Coordinates: 54°11′13″N 6°22′41″W / 54.187°N 6.378°W Derrymore House is a National Trust property in Bessbrook, County Armagh, Northern Ireland. It is open to the public and is described by the National Trust as a "late 18th-century thatched house in gentrified vernacular style".
Built in the style of a cottage orné, house is set in over 100 acres (0.40 km2) of beautiful parkland and woodland. It features unique local thatching using Shannon reeds.
It was built between 1776 and 1787 by Isaac Corry, MP for Newry for thirty years, on land he inherited from his father. The house was described by Sir Charles Coote as "without exception, the most elegant summer lodge..." The Act of Union was drafted in the drawing room (now known as the Treaty Room) of the house in 1800. The surrounding parkland was laid out by John Sutherland, one of the most celebrated disciples of Capability Brown.

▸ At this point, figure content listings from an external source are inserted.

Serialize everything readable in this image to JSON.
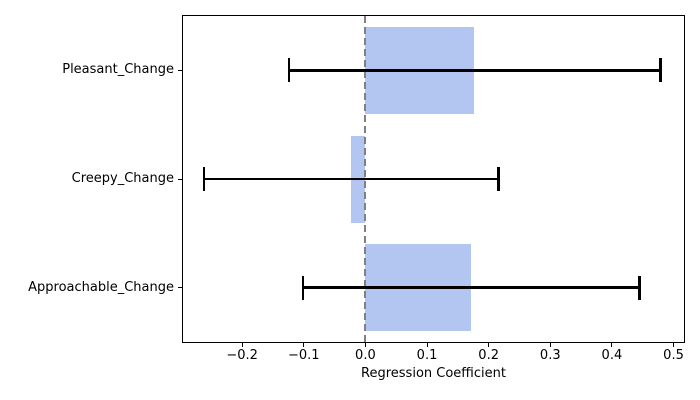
{
  "chart_data": {
    "type": "bar",
    "orientation": "horizontal",
    "title": "",
    "xlabel": "Regression Coefficient",
    "ylabel": "",
    "categories": [
      "Pleasant_Change",
      "Creepy_Change",
      "Approachable_Change"
    ],
    "values": [
      0.177,
      -0.023,
      0.171
    ],
    "ci_low": [
      -0.124,
      -0.262,
      -0.101
    ],
    "ci_high": [
      0.479,
      0.216,
      0.445
    ],
    "xticks": [
      -0.2,
      -0.1,
      0.0,
      0.1,
      0.2,
      0.3,
      0.4,
      0.5
    ],
    "xtick_labels": [
      "−0.2",
      "−0.1",
      "0.0",
      "0.1",
      "0.2",
      "0.3",
      "0.4",
      "0.5"
    ],
    "xlim": [
      -0.296,
      0.517
    ],
    "bar_height_fraction": 0.8,
    "bar_color": "#b3c6f2",
    "errorbar_color": "#000000",
    "zero_line": {
      "x": 0.0,
      "style": "dashed",
      "color": "#808080"
    },
    "grid": false,
    "legend": null,
    "background": "#ffffff"
  }
}
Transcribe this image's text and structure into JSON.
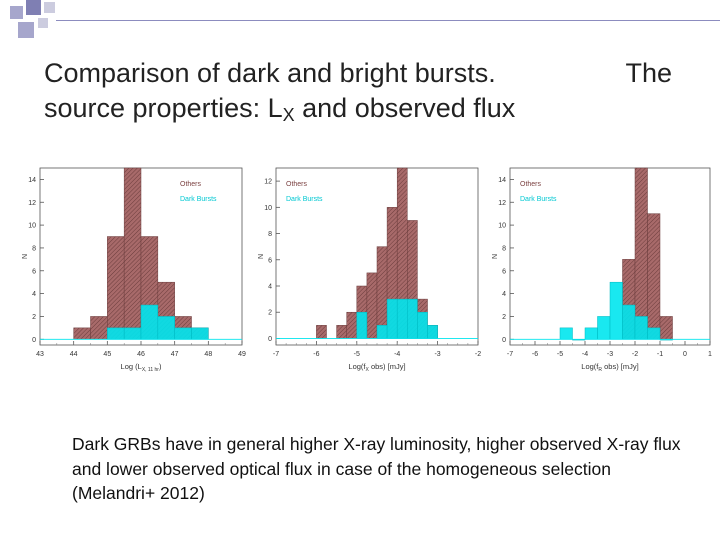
{
  "slide": {
    "title_line1": "Comparison of dark and bright bursts.",
    "title_line1b": "The",
    "title_line2_pre": "source properties: L",
    "title_line2_sub": "X",
    "title_line2_post": " and observed flux",
    "caption": "Dark GRBs have in general higher X-ray luminosity, higher observed X-ray flux and lower observed optical flux in case of the homogeneous selection (Melandri+ 2012)"
  },
  "colors": {
    "others": "#a86a6a",
    "dark_bursts": "#00e5ee",
    "accent": "#8c8cbf"
  },
  "chart_data": [
    {
      "type": "bar",
      "xlabel": "Log (L",
      "xlabel_sub": "X, 11 hr",
      "xlabel_end": ")",
      "ylabel": "N",
      "xlim": [
        43,
        49
      ],
      "ylim": [
        -0.5,
        15
      ],
      "xticks": [
        43,
        44,
        45,
        46,
        47,
        48,
        49
      ],
      "yticks": [
        0,
        2,
        4,
        6,
        8,
        10,
        12,
        14
      ],
      "bin_width": 0.5,
      "legend": [
        "Others",
        "Dark Bursts"
      ],
      "legend_position": "top-right",
      "series": [
        {
          "name": "Others",
          "x": [
            44.0,
            44.5,
            45.0,
            45.5,
            46.0,
            46.5,
            47.0,
            47.5
          ],
          "values": [
            1,
            2,
            9,
            15,
            9,
            5,
            2,
            1
          ]
        },
        {
          "name": "Dark Bursts",
          "x": [
            45.0,
            45.5,
            46.0,
            46.5,
            47.0,
            47.5
          ],
          "values": [
            1,
            1,
            3,
            2,
            1,
            1
          ]
        }
      ]
    },
    {
      "type": "bar",
      "xlabel": "Log(f",
      "xlabel_sub": "X",
      "xlabel_end": " obs) [mJy]",
      "ylabel": "N",
      "xlim": [
        -7,
        -2
      ],
      "ylim": [
        -0.5,
        13
      ],
      "xticks": [
        -7,
        -6,
        -5,
        -4,
        -3,
        -2
      ],
      "yticks": [
        0,
        2,
        4,
        6,
        8,
        10,
        12
      ],
      "bin_width": 0.25,
      "legend": [
        "Others",
        "Dark Bursts"
      ],
      "legend_position": "top-left",
      "series": [
        {
          "name": "Others",
          "x": [
            -6.0,
            -5.5,
            -5.25,
            -5.0,
            -4.75,
            -4.5,
            -4.25,
            -4.0,
            -3.75,
            -3.5,
            -3.25
          ],
          "values": [
            1,
            1,
            2,
            4,
            5,
            7,
            10,
            13,
            9,
            3,
            1
          ]
        },
        {
          "name": "Dark Bursts",
          "x": [
            -5.0,
            -4.5,
            -4.25,
            -4.0,
            -3.75,
            -3.5,
            -3.25
          ],
          "values": [
            2,
            1,
            3,
            3,
            3,
            2,
            1
          ]
        }
      ]
    },
    {
      "type": "bar",
      "xlabel": "Log(f",
      "xlabel_sub": "R",
      "xlabel_end": " obs) [mJy]",
      "ylabel": "N",
      "xlim": [
        -7,
        1
      ],
      "ylim": [
        -0.5,
        15
      ],
      "xticks": [
        -7,
        -6,
        -5,
        -4,
        -3,
        -2,
        -1,
        0,
        1
      ],
      "yticks": [
        0,
        2,
        4,
        6,
        8,
        10,
        12,
        14
      ],
      "bin_width": 0.5,
      "legend": [
        "Others",
        "Dark Bursts"
      ],
      "legend_position": "top-left",
      "series": [
        {
          "name": "Others",
          "x": [
            -2.5,
            -2.0,
            -1.5,
            -1.0
          ],
          "values": [
            7,
            15,
            11,
            2
          ]
        },
        {
          "name": "Dark Bursts",
          "x": [
            -5.0,
            -4.5,
            -4.0,
            -3.5,
            -3.0,
            -2.5,
            -2.0,
            -1.5,
            -1.0
          ],
          "values": [
            1,
            0,
            1,
            2,
            5,
            3,
            2,
            1,
            0
          ]
        }
      ]
    }
  ]
}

Derrymore was sold by Corry in 1810, when he moved to Dublin, and was later acquired by the Young family. Sir William Young, Bart. sold the Derrymore estate in 1825 to the Smyth family. The demesne, which hosted 140,000 trees, was then bought by a wealthy Merchant Robert Glenny of Trevor Hill in Newry who in turn sold it onto the linen manufacturer John Grubb Richardson who lived in the adjoining estate, The Woodhouse. Richardson was responsible for establishing the village of Bessbrook, and building Bessbrook Friends' Meeting House, which sits in the Derrymore demesne. In 1952 Mr. J. S. W. Richardson, a descendant of J. Grubb Richardson, donated Derrymore House and his estate at Bessbrook to the National Trust. The National Trust subsequently undertook to demolish a large portion of the house, which had been added by the Richardson family in the Georgian style, in order to return the property to the manner in which Isaac Corry had known it.